Mektupta, Irak’ın kendi topraklarındaki terör örgütlerinin varlığıyla mücadele etmek yeteneğinden yoksun olması nedeniyle, Türkiye’nin güvenliğine Irak’tan kaynaklanan terör tehditlerine karşı uygun gördüğü tedbirleri almak zorunda kaldığı anlatılıyor. Türkiye’nin BM Sözleşmesi’nin 51’inci maddesindeki meşru savunma hakkını kullandığı da belirtiliyor bu metinde.

Özetle, Türkiye’nin Kuzey Irak’taki askeri operasyonları sürdükçe iki ülke arasında Birleşmiş Milletler’deki nota teatileri rutin bir şekilde devam edecektir.

*

Buraya kadar yaptığımız tespitleri yan yana getirdiğimizde olması gereken nedir?

PKK Irak topraklarında faaliyetini sürdürdüğü müddetçe Türkiye de Irak sınırıyla meşgul olmaya devam edeceğine göre, burada izlenecek stratejinin ana parametreleri üzerinde ülke içinde asgari bir mutabakatın sağlanması gereği var.

Bu çerçevede kamuoyunun da aydınlanması açısından, Kuzey Irak’ta izlenmesi gereken strateji üzerinde konuya hâkim, uzman kişiler tarafından bilgi temelli, sağduyulu bir tartışmanın yürütülmesi, bu mutabakatın oluşmasına katkı sağlayabilir.

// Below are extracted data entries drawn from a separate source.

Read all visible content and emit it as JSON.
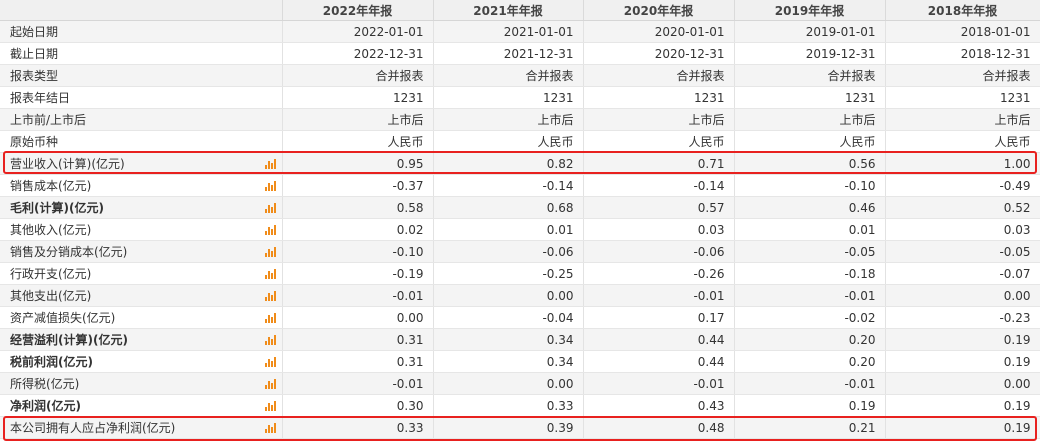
{
  "header": [
    "",
    "2022年年报",
    "2021年年报",
    "2020年年报",
    "2019年年报",
    "2018年年报"
  ],
  "rows": [
    {
      "label": "起始日期",
      "values": [
        "2022-01-01",
        "2021-01-01",
        "2020-01-01",
        "2019-01-01",
        "2018-01-01"
      ],
      "icon": false,
      "bold": false
    },
    {
      "label": "截止日期",
      "values": [
        "2022-12-31",
        "2021-12-31",
        "2020-12-31",
        "2019-12-31",
        "2018-12-31"
      ],
      "icon": false,
      "bold": false
    },
    {
      "label": "报表类型",
      "values": [
        "合并报表",
        "合并报表",
        "合并报表",
        "合并报表",
        "合并报表"
      ],
      "icon": false,
      "bold": false
    },
    {
      "label": "报表年结日",
      "values": [
        "1231",
        "1231",
        "1231",
        "1231",
        "1231"
      ],
      "icon": false,
      "bold": false
    },
    {
      "label": "上市前/上市后",
      "values": [
        "上市后",
        "上市后",
        "上市后",
        "上市后",
        "上市后"
      ],
      "icon": false,
      "bold": false
    },
    {
      "label": "原始币种",
      "values": [
        "人民币",
        "人民币",
        "人民币",
        "人民币",
        "人民币"
      ],
      "icon": false,
      "bold": false
    },
    {
      "label": "营业收入(计算)(亿元)",
      "values": [
        "0.95",
        "0.82",
        "0.71",
        "0.56",
        "1.00"
      ],
      "icon": true,
      "bold": false
    },
    {
      "label": "销售成本(亿元)",
      "values": [
        "-0.37",
        "-0.14",
        "-0.14",
        "-0.10",
        "-0.49"
      ],
      "icon": true,
      "bold": false
    },
    {
      "label": "毛利(计算)(亿元)",
      "values": [
        "0.58",
        "0.68",
        "0.57",
        "0.46",
        "0.52"
      ],
      "icon": true,
      "bold": true
    },
    {
      "label": "其他收入(亿元)",
      "values": [
        "0.02",
        "0.01",
        "0.03",
        "0.01",
        "0.03"
      ],
      "icon": true,
      "bold": false
    },
    {
      "label": "销售及分销成本(亿元)",
      "values": [
        "-0.10",
        "-0.06",
        "-0.06",
        "-0.05",
        "-0.05"
      ],
      "icon": true,
      "bold": false
    },
    {
      "label": "行政开支(亿元)",
      "values": [
        "-0.19",
        "-0.25",
        "-0.26",
        "-0.18",
        "-0.07"
      ],
      "icon": true,
      "bold": false
    },
    {
      "label": "其他支出(亿元)",
      "values": [
        "-0.01",
        "0.00",
        "-0.01",
        "-0.01",
        "0.00"
      ],
      "icon": true,
      "bold": false
    },
    {
      "label": "资产减值损失(亿元)",
      "values": [
        "0.00",
        "-0.04",
        "0.17",
        "-0.02",
        "-0.23"
      ],
      "icon": true,
      "bold": false
    },
    {
      "label": "经营溢利(计算)(亿元)",
      "values": [
        "0.31",
        "0.34",
        "0.44",
        "0.20",
        "0.19"
      ],
      "icon": true,
      "bold": true
    },
    {
      "label": "税前利润(亿元)",
      "values": [
        "0.31",
        "0.34",
        "0.44",
        "0.20",
        "0.19"
      ],
      "icon": true,
      "bold": true
    },
    {
      "label": "所得税(亿元)",
      "values": [
        "-0.01",
        "0.00",
        "-0.01",
        "-0.01",
        "0.00"
      ],
      "icon": true,
      "bold": false
    },
    {
      "label": "净利润(亿元)",
      "values": [
        "0.30",
        "0.33",
        "0.43",
        "0.19",
        "0.19"
      ],
      "icon": true,
      "bold": true
    },
    {
      "label": "本公司拥有人应占净利润(亿元)",
      "values": [
        "0.33",
        "0.39",
        "0.48",
        "0.21",
        "0.19"
      ],
      "icon": true,
      "bold": false
    }
  ],
  "highlights": [
    "营业收入(计算)(亿元)",
    "本公司拥有人应占净利润(亿元)"
  ],
  "colors": {
    "highlight": "#e8211f",
    "icon_bar": "#f08c1a",
    "header_bg": "#f0f0f0",
    "alt_row_bg": "#f4f4f4"
  }
}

Herhalde en son görmek isteyeceğimiz, bu meselenin ülkemizde iktidarla muhalefet arasında bir çekişme ve kavga konusu olmasıdır. Şehitlerimizin cenazeleri toprağa verilmeden ortalığı kaplayan siyasi gerilim bu açıdan arzu edilen bir durum değildi.

İktidarın da muhalefetin de bu tablo karşısında yeni bir hareket tarzı oluşturmak için düşünmesi gerekiyor. Bu, her şeyden önce ülkenin savunma hattının sınırın gerisinden çekilebilmesi için Kuzey Irak’ta hayatlarını veren genç askerlerimizin hatıralarına karşı saygımızın da bir gereği olmalıdır.